Sputum smear conversion in the second month of treatment was previously associated with treatment success[163]. This meta-analysis confirmed that a negative sputum smear at two months of treatment was a predictor of success (OR 2.7; 95% CI: 1.5–4.8). However, sputum smear non-conversion after two months of treatment continues to be controversial as a predictor of unfavorable outcomes due to its low sensitivity and specificity for identifying treatment failure[164]. Therefore, further studies are needed to clarify this controversy.
It was also confirmed that factors such as age <65 years (OR 2.0; 95% CI 1.7–2.4), female sex (OR 1.2; 95% CI 1.1–1.3) and a new case type favor the success of TB treatment, as reported in previous studies[8,9,17,48,68,69,86,138]. Not drinking alcohol was also a predictor of favorable treatment results (OR 2.0; 95% CI 1.6–2.4). Alcohol consumption has been associated with treatment failure and a predisposition toward adverse drug effects, either because those who consumed alcohol skipped more doses during TB treatment or because alcohol may affect the immune response against M. tuberculosis, leading to treatment failure or a late response to treatment[44,92,130].

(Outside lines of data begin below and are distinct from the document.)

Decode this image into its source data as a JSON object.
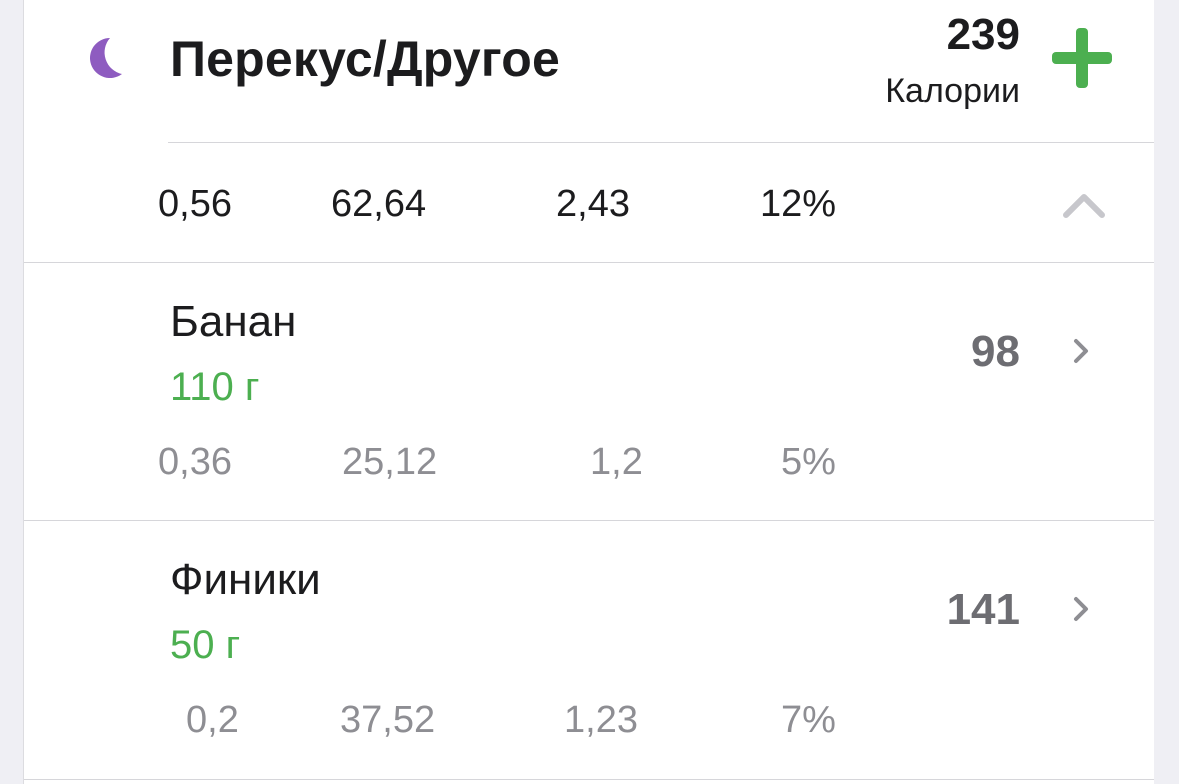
{
  "meal": {
    "icon": "moon-icon",
    "title": "Перекус/Другое",
    "calories_value": "239",
    "calories_label": "Калории",
    "add_icon": "plus-icon"
  },
  "summary": {
    "fat": "0,56",
    "carbs": "62,64",
    "protein": "2,43",
    "percent": "12%",
    "collapse_icon": "chevron-up-icon"
  },
  "items": [
    {
      "name": "Банан",
      "amount": "110 г",
      "calories": "98",
      "fat": "0,36",
      "carbs": "25,12",
      "protein": "1,2",
      "percent": "5%"
    },
    {
      "name": "Финики",
      "amount": "50 г",
      "calories": "141",
      "fat": "0,2",
      "carbs": "37,52",
      "protein": "1,23",
      "percent": "7%"
    }
  ],
  "colors": {
    "accent_green": "#4caf50",
    "moon_purple": "#8e5cc0",
    "text_dark": "#1c1c1e",
    "text_gray": "#8e8e93"
  }
}
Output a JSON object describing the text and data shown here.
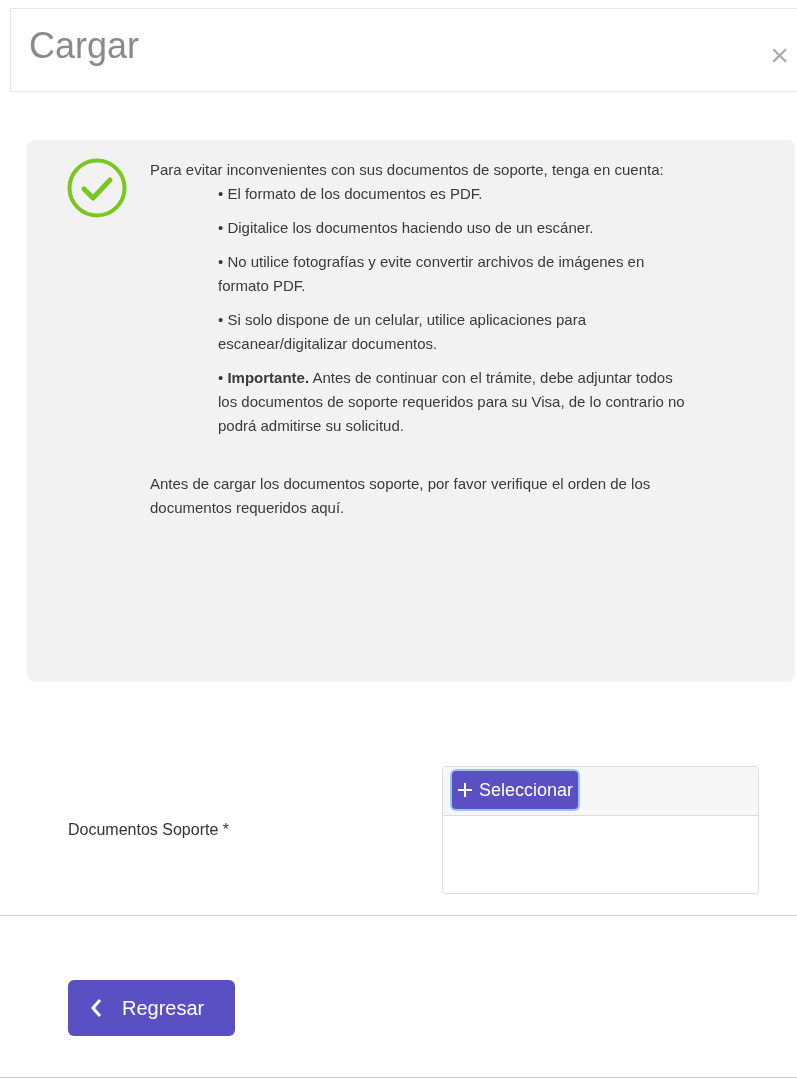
{
  "dialog": {
    "title": "Cargar",
    "close": "×"
  },
  "notice": {
    "intro": "Para evitar inconvenientes con sus documentos de soporte, tenga en cuenta:",
    "bullets": [
      "• El formato de los documentos es PDF.",
      "• Digitalice los documentos haciendo uso de un escáner.",
      "• No utilice fotografías y evite convertir archivos de imágenes en formato PDF.",
      "• Si solo dispone de un celular, utilice aplicaciones para escanear/digitalizar documentos.",
      "• **Importante.** Antes de continuar con el trámite, debe adjuntar todos los documentos de soporte requeridos para su Visa, de lo contrario no podrá admitirse su solicitud."
    ],
    "footer": "Antes de cargar los documentos soporte, por favor verifique el orden de los documentos requeridos aquí."
  },
  "field": {
    "label": "Documentos Soporte *",
    "button": "Seleccionar"
  },
  "back_button": "Regresar"
}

Nonsmokers also had a higher probability of treatment success (OR 1.5; 95% CI: 1.3–1.7) according to a study conducted in China that suggested smoking adversely affects the bacteriological response to and the result of TB treatment[53]. In Malaysia, smoking was also identified as a risk factor for unfavorable treatment outcomes[61]. In Poland, smoking did not influence the results of TB treatment[92]. In Brazil patients with a history of smoking increase 2.1 (95% CI 1.1–4.1) times, but the possibility of failure in TB treatment. Moreover, having a larger age of 50 years shows that the possibility of failure increases 2.8 (95% CI 1.4–6.0)[165].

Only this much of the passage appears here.